Now Anheuser-Busch Is Trying To Trademark Airport Codes
By Chuck Sudo in Food on Jun 19, 2012 6:20PM
Anheuser-Busch/InBev is raising eyebrows once again with its trademark registration filings. Last July the beer conglomerate filed trademark registration applications for 14 U.S. telephone area codes. (Curiously, the
314 of A-B's St. Louis was not among them. Correction: It was.)

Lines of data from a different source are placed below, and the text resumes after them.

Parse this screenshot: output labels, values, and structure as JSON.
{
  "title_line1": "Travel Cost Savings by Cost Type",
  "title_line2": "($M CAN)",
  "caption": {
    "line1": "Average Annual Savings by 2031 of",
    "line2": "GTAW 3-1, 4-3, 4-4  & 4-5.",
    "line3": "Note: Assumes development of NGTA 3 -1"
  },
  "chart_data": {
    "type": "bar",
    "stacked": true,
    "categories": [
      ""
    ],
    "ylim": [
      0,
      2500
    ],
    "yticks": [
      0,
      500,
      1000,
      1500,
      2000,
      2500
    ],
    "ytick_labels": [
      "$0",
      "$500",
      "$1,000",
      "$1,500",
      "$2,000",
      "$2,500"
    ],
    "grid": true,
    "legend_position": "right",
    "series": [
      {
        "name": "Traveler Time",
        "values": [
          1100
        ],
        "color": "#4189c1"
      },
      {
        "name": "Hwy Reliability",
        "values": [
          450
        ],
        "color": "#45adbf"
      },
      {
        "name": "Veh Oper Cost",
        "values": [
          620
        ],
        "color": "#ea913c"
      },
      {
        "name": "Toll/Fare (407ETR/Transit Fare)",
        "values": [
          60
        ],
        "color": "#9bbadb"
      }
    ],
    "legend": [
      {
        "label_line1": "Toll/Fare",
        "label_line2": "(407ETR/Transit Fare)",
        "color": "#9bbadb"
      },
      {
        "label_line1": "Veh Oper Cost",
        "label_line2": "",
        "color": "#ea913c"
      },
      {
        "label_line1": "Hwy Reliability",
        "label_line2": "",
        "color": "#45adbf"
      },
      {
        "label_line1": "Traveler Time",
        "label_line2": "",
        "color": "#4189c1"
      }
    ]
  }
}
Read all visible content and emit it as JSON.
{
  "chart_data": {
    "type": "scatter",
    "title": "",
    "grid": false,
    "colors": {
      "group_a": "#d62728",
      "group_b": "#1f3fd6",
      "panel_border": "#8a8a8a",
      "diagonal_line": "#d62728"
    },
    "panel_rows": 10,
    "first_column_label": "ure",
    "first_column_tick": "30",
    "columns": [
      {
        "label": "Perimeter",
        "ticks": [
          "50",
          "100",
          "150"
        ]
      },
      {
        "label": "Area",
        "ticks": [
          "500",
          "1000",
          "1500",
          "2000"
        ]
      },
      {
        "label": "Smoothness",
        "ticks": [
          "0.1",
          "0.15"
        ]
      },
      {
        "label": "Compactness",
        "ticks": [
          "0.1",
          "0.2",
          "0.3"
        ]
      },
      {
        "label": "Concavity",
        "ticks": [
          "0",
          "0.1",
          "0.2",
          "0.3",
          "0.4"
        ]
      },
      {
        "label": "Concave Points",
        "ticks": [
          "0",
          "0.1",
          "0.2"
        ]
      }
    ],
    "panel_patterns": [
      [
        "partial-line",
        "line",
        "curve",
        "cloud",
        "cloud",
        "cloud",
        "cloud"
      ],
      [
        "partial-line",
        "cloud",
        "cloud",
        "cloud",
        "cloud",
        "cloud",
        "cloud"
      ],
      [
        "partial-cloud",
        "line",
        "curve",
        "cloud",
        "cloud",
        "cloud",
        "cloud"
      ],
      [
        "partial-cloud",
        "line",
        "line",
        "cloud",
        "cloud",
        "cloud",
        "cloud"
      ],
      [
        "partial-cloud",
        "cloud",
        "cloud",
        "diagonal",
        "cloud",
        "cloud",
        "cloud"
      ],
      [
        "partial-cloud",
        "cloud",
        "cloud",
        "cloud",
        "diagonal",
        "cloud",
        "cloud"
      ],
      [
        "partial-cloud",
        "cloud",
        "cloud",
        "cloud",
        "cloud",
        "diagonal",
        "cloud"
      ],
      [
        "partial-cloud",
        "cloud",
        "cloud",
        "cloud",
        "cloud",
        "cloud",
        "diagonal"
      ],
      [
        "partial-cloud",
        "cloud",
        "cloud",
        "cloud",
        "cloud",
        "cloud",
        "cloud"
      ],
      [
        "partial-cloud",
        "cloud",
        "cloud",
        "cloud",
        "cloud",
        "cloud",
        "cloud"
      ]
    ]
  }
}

Now Anheuser-Busch has applied for trademark registrations for 42 U.S. airports, including Chicago's O'Hare International and Midway Airports; New York's LaGuardia and JFK airports; Los Angeles International Airport; and San Francisco International Airport. The class of goods stated in each filing (for a grand total of $11,550 in fees) is "beer." The International Air Association Transport Association owns trademarks on the airport codes, but legalese allows for a company like A-B to file separate trademark registrations for codes like airports and area codes for use in commerce. The U.S. Patent and Trademark Office granted Anheuser-Busch permission Monday to complete further requirements to register the area code trademarks
If the USPTO approves the filings, A-B has up to three years to use the trademarks. The area code trademark registration led to speculation that A-B was trying to mimic the success of 312 Urban Wheat Ale, the popular beer by Chicago's Goose Island Beer Company—which Anheuser-Busch bought last year—in other cities. Trademark law attorney Scott Slavick told the Chicago Tribune last year there's no problem with using a trademark, and that a "212 Urban Wheat Ale" could show up with or without a trademark.
"If the patent and trademark office says you're OK and no third parties have a problem with it, then you get what's called a notice of allowance. Then you have three years from that date to demonstrate use of your mark in order to get it registered.
"The fact that they filed on an intent-to-use basis doesn't mean that they couldn't already be using these marks or intend to come out with them at any time."